One of the pillars of USV’s investment thesis 3.0 is “broadening access to capital”, and we often get asked what we mean by that. While “capital” includes financial capital, we have always meant it more broadly, to include human capital, technology infrastructure capital, and access to “ownership” more generally.
One of the most important types of technology infrastructure is the telecommunications network. While there is significant investment taking place in this sector, there are still major gaps when it comes to accessibility, in terms of coverage, cost, and usability. This is why USV has invested in companies like Pilot, Ting (part of Tucows), goTenna and Cloudflare, and will continue to seek out opportunities to invest in projects that broaden access to this critical infrastructure layer.
As the next step in that journey, today we are excited to announce that we have co-led a $15M Series C financing in Helium, along with our friends at Multicoin Capital.
Helium is building a new kind of wireless network. For commercial customers, Helium makes it inexpensive and easy to connect low-power IoT devices (bikes, key fobs, temperature sensors, etc.) to the internet, providing both data connectivity and location services. For infrastructure operators (independent operators of “hotspots” on the Helium network), Helium represents a new deployment model and business model for building out essential networking infrastructure.
Helium is innovating on both the demand side and the supply side of this new connectivity marketplace, pioneering a number of concepts that we believe have the potential to radically broaden access to wireless connectivity:
Long-range, low-power, low-cost:
“LongFi” is Helium’s wireless protocol that works over long distances and consumes very small amounts of power at the end device. While low-power, long-range data networks are not a new idea, they are not yet widely utilized and the opportunity to leverage them for new use cases is still open.
Low-cost, low-power, low-data-rate connectivity is not appropriate for every situation, but there are many, many unserved use cases that can benefit from this kind of network. For example, wildfire detection (many small sensors with tiny batteries spread over a large area), pet tracking (small sensor, small battery, ultra low cost), bike theft (small, durable, long-lasting sensors shipping directly inside the frame), agricultural & supply chain uses, and more. Anywhere where the requirements are small size, long life, low cost and intermittent low-data-rate connectivity.
While there a set of existing wireless technologies that have similar properties that have resulted in promising initial deployments (Narrowband IoT in the licensed spectrum space and The Things Network and Sigfox in the unlicensed space), there has not yet been an open system that unites them into a single network. Helium’s community-driven approach attempts to solve that problem in a novel way.
Community-driven:
Hotspots, the backbone of the Helium network, can be deployed by anyone, anywhere, simply by plugging into an existing router. The Helium network will be assembled, over time, by a broad community of volunteers, civic organizations, commercial partners, and ideally a new class of entrepreneurs building out connectivity in new cities and towns.

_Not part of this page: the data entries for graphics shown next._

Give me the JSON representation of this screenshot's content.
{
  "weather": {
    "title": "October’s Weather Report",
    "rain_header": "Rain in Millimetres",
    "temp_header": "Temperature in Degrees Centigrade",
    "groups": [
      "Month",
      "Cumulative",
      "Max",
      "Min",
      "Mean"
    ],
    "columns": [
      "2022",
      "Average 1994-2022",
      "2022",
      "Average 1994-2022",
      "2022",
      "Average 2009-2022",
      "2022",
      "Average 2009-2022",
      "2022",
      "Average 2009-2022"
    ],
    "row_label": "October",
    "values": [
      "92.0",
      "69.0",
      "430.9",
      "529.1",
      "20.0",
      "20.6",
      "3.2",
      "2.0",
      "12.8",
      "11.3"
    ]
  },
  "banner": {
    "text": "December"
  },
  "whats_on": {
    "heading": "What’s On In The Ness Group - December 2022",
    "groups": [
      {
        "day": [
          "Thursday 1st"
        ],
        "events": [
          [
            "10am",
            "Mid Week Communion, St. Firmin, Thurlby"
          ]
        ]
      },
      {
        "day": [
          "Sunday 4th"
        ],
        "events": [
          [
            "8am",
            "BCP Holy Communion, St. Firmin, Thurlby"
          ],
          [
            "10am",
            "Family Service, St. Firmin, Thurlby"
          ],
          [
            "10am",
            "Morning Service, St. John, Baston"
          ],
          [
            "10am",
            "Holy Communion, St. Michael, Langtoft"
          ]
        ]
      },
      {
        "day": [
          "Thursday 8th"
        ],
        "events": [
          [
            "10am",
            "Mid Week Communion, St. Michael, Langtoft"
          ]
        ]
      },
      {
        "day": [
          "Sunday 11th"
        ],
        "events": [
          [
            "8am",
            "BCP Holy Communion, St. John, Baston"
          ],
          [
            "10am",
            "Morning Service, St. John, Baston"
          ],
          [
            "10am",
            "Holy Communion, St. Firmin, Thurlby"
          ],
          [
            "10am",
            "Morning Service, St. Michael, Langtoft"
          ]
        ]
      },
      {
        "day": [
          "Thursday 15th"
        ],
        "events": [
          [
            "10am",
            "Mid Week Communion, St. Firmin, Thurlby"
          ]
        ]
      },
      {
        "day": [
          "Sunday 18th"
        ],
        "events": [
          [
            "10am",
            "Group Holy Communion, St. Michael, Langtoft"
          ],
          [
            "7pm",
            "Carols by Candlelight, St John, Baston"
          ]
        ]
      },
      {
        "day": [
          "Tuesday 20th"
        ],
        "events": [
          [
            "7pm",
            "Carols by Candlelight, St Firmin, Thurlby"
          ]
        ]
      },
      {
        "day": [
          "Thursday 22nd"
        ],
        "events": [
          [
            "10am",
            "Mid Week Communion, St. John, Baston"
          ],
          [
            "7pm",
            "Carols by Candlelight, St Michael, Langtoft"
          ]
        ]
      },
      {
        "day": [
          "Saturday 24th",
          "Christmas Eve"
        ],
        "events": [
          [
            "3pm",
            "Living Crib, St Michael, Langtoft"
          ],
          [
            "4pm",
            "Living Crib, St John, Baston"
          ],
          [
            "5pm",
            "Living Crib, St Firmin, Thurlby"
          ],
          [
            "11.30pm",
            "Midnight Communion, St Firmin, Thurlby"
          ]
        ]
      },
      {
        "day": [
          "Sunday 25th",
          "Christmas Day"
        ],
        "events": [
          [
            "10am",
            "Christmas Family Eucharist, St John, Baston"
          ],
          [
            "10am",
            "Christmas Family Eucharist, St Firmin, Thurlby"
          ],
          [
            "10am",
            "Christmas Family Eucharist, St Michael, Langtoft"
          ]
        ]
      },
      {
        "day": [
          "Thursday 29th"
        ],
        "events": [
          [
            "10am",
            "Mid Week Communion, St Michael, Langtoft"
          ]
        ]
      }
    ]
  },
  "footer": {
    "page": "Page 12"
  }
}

Economic activity in the Helium network is coordinated through a new type of blockchain that uses “proof of coverage” (proving that a Hotspot is actually located in physical space) to secure the network and incentivize deployment where it is needed most. We believe that the Helium network has the potential to become one of the most decentralized blockchain networks in existence, due to physical location as the underpinning of the economic and security model.
The Hotspot itself is built from commodity hardware and open source software. Anyone who wants to can assemble a Helium-compatible hotspot from parts, can download open source software that will link existing compatible wireless radio to the network, or can, of course, buy one pre-assembled from Helium Inc. USV has ordered a handful of Hotspots and plans to kickstart NYC’s Helium network, unless someone else beats us to it 🙂
just_work = true
Finally, because of the design of Helium’s “Data Credits” (non-transferable cryptographic tokens that are redeemable for a fixed unit of bandwidth on the network, and can be pre-loaded on any device), Helium-compatible devices can ship with internet connectivity built-in and automatically on.
Imagine a world where products automatically connect to the internet, without the need to sign a contract with a cell carrier, set up a credit card account, etc. Think about the experience of buying a regular old radio: you turn it on and it just works. Unfortunately wireless internet does not currently work that way — but with Helium, it can. This kind of functionality has the potential to unlock dramatically new user experiences around all kinds of connected devices. We believe that this will be one of the killer features of blockchains and cryptonetworks.
Together with Multicoin, and along with the existing syndicate of FirstMark, Khosla Ventures, GV, and MunichRE Ventures, we are incredibly excited to support Helium as it embarks on this next chapter.